Reaktionstrennmittel vereinfachen Verfahrensführung
Wirtschaftliche Abwasserbehandlung

Reaktionstrennmittel sind Einsatzstoffe in der Abwasserbehandlung, die mehrere chemische und physikalische Schritte zur Reinigung des Abwassers in einem einzigen Arbeitsvorgang bewältigen. Sie sind somit den konventionellen Verfahren, beispielsweise mit Aluminium- oder Eisenchlorid, weit überlegen. Der wirtschaftliche Vorteil resultiert aus dem reduzierten Investitionsaufwand, den verminderten Wartungskosten, sowie dem verkleinerten Schlammaufkommen.

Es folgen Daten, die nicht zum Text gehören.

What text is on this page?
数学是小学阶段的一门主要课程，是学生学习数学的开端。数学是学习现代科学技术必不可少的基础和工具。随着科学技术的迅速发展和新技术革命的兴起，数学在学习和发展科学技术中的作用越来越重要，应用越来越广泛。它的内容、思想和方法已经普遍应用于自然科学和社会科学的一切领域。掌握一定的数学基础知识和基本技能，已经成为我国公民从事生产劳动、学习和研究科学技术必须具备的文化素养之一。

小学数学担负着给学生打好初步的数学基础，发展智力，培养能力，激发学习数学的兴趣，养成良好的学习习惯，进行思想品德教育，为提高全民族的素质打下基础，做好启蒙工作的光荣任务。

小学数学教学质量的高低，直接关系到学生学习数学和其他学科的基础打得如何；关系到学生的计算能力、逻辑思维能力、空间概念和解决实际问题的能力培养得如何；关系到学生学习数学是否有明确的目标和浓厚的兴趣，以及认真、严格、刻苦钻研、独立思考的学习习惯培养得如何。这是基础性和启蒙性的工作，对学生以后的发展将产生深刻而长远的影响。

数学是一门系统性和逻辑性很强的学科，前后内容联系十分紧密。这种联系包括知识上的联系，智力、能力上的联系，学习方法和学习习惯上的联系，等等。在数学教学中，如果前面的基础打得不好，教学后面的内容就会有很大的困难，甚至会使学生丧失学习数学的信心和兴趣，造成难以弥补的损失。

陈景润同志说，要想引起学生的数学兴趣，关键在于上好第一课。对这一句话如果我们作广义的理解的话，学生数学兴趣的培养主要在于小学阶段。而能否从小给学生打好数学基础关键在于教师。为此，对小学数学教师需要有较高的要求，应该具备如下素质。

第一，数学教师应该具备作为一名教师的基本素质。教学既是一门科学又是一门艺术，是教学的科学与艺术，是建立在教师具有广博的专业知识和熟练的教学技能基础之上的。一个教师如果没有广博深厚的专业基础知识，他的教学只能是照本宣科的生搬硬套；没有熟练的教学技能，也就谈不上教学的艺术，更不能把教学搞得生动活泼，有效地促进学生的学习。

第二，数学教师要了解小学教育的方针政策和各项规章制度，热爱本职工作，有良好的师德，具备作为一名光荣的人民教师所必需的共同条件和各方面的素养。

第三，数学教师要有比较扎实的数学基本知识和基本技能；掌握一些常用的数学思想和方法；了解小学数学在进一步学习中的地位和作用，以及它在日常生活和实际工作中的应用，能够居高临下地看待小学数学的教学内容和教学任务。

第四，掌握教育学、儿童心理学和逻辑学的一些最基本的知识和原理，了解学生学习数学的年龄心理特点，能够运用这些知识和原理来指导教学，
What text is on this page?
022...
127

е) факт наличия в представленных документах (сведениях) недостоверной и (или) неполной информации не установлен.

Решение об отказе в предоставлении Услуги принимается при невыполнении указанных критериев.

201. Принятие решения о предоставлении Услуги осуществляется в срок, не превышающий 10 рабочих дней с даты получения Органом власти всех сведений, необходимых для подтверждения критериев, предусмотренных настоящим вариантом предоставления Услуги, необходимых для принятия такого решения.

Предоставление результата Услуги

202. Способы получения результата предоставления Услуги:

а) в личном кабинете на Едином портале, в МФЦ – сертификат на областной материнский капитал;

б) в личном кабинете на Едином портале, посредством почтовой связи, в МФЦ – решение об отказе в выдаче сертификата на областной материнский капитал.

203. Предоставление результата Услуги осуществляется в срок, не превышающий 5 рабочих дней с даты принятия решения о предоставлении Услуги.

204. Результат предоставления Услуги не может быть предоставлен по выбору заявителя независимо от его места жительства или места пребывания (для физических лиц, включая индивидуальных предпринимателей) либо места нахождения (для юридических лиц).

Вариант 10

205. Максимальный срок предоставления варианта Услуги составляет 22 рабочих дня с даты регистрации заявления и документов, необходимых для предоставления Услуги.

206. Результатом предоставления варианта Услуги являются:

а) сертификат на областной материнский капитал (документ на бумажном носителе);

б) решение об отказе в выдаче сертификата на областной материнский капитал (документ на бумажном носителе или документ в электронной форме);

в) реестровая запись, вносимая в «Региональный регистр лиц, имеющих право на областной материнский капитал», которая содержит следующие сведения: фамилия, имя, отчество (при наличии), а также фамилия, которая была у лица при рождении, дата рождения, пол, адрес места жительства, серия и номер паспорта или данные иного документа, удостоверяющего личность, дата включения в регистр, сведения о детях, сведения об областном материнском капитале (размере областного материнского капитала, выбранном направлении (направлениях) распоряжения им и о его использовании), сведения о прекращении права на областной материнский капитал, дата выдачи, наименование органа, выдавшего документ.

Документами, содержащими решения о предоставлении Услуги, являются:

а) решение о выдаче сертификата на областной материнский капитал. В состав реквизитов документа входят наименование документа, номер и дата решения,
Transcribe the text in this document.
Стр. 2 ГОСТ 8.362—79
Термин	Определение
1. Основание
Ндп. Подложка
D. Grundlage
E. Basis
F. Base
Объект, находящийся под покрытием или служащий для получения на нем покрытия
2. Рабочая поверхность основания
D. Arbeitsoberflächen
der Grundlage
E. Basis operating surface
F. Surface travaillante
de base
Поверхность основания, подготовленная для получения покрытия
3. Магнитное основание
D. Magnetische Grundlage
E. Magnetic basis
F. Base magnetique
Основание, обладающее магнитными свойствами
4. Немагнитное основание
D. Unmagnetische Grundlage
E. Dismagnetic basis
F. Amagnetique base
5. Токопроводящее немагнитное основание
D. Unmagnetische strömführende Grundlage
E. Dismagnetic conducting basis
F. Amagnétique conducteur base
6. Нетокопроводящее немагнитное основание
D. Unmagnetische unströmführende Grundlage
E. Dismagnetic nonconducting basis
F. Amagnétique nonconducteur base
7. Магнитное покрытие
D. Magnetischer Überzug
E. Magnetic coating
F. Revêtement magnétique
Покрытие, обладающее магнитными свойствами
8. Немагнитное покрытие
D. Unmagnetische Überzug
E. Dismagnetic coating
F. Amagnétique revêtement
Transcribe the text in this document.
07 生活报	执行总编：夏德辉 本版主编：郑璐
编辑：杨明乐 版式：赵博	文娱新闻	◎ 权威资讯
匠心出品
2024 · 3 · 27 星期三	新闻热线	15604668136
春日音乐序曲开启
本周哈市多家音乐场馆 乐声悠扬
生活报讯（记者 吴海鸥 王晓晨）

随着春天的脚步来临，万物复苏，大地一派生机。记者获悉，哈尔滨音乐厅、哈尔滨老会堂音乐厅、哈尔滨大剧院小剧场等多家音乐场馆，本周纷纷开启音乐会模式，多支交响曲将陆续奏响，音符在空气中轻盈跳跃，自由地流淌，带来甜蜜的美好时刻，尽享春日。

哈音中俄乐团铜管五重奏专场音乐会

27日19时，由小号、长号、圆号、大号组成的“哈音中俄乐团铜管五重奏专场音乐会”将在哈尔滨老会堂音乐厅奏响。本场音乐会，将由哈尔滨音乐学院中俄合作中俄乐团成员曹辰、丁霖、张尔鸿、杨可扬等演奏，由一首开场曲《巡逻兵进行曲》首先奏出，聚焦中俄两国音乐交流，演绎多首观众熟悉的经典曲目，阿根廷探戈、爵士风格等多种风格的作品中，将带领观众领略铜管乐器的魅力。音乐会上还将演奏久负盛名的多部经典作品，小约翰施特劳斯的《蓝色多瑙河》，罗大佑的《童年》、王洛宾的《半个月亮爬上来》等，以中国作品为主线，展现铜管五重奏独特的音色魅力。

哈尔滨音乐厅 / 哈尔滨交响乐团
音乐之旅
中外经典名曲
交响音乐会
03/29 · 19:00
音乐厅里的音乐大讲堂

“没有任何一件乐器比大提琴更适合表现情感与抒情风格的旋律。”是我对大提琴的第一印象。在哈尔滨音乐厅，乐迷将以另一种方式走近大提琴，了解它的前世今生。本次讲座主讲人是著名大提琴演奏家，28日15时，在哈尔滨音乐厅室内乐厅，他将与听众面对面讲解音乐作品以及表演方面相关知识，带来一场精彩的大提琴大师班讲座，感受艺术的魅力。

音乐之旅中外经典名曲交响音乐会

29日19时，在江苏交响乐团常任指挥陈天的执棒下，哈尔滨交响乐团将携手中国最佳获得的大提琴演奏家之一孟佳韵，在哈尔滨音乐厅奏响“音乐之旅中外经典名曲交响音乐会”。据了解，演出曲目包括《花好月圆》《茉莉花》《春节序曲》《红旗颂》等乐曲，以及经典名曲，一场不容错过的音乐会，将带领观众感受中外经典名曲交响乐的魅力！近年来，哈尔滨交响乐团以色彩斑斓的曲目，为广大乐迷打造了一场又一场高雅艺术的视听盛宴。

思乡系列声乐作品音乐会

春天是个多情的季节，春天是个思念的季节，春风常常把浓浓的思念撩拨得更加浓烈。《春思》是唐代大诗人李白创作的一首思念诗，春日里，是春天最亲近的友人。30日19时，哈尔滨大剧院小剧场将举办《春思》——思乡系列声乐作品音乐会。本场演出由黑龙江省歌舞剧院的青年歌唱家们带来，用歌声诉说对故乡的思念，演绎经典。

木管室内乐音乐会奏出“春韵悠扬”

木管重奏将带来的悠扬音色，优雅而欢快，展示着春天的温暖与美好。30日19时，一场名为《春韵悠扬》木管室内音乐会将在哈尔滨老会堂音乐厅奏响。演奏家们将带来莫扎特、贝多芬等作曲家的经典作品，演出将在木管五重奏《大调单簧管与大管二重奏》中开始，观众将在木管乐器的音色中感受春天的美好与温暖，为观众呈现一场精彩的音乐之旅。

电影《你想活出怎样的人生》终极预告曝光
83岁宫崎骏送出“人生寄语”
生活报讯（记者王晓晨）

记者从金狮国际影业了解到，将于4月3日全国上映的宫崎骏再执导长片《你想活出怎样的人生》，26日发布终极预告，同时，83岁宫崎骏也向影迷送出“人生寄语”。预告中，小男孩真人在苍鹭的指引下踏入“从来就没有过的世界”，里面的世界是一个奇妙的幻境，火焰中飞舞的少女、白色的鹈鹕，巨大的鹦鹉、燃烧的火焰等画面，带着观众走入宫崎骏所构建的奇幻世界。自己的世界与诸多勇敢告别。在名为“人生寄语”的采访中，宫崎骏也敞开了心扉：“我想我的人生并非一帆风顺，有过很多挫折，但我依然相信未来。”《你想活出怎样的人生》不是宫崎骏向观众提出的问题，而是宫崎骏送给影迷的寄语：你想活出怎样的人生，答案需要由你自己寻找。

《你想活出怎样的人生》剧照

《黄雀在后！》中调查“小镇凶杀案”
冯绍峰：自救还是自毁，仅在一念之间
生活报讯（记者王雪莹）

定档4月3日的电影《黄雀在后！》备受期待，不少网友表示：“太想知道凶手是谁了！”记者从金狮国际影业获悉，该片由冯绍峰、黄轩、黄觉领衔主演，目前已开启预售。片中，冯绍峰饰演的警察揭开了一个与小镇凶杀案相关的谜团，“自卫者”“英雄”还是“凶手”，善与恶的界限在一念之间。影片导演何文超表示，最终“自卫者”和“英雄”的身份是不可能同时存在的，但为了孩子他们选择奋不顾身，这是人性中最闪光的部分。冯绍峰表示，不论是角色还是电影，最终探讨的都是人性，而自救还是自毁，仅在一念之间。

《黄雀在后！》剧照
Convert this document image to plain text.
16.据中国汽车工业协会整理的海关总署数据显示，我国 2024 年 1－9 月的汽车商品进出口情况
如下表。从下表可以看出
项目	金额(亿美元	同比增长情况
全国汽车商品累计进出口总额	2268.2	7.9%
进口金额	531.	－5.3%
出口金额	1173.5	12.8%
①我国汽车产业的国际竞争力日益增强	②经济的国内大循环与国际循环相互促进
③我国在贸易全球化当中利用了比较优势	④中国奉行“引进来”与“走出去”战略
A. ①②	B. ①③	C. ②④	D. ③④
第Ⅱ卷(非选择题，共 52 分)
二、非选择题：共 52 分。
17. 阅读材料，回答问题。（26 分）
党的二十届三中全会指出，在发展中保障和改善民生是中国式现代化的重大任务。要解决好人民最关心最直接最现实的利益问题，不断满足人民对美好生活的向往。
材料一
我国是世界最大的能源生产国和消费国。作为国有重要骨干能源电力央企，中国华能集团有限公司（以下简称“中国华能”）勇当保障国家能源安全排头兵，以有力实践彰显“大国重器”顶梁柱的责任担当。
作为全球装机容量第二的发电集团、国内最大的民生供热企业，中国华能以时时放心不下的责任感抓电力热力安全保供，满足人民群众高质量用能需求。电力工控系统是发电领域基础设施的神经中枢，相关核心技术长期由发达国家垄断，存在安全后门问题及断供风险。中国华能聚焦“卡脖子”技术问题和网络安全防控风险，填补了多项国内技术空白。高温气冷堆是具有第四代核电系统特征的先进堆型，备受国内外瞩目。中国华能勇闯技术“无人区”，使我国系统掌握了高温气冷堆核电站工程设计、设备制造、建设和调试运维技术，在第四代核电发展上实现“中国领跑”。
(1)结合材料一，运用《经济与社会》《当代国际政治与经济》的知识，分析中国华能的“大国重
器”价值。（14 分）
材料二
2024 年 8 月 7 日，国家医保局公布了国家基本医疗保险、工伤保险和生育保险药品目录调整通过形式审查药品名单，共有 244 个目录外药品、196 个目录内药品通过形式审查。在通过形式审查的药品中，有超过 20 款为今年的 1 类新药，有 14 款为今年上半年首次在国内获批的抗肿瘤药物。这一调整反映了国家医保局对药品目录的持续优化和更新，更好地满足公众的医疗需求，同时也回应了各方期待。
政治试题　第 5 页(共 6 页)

Klaus Speidel, Torben Engelhardt

Reaktionstrennmittel sind eine Kombination hochaktiver Wirkstoffe, die den Spalt-, Adsorptions – und Ionenaustauschprozess in einer Formulierung vereinigen und durch definierte Zugabe von ausgewählten Additiven bestimmte Eigenschaften verstärken. Wirkungsvolle Schwermetallfällungsmittel ergänzen den Einsatz von Reaktionstrennmitteln. Die besonderen Eigenschaften der Reaktionstrennmittel kommen in der Regel erst dann zur Wirkung, wenn sie individuell auf den Einzelfall abgestimmt sind. So wie jedes Abwasser unterschiedlich aus der individuellen Produktion entsteht, so sollte es auch behandelt werden, um den Aufwand zu minimieren und die Kosten zu senken.
Konventionelle Verfahren
Konventionellen Abwasserbehandlungsanlagen, die unter Einsatz von Metallsalzen betrieben werden, liegt in der Regel ein aufwendiges Verfahren zugrunde. Das anfallende Abwasser wird mit FeCl3 angesäuert und mit Ca(OH)2 neutralisiert, anschließend werden Flockungshilfsmittel zugegeben, die Klarwasserphase separiert und der Schlamm entwässert. Die Gesamtanlage ist aufgrund der Prozessführung und der damit notwendigen Steuerungstechnik relativ komplex, der Investitions- und Wartungsaufwand ist hoch, ebenso der Schlammanfall. Des Weiteren erfährt das Abwasser durch Zugabe herkömmlicher Chemikalien eine nicht unerhebliche Aufsalzung, was eine Wiederverwendung in den meisten Fällen nicht mehr zulässt.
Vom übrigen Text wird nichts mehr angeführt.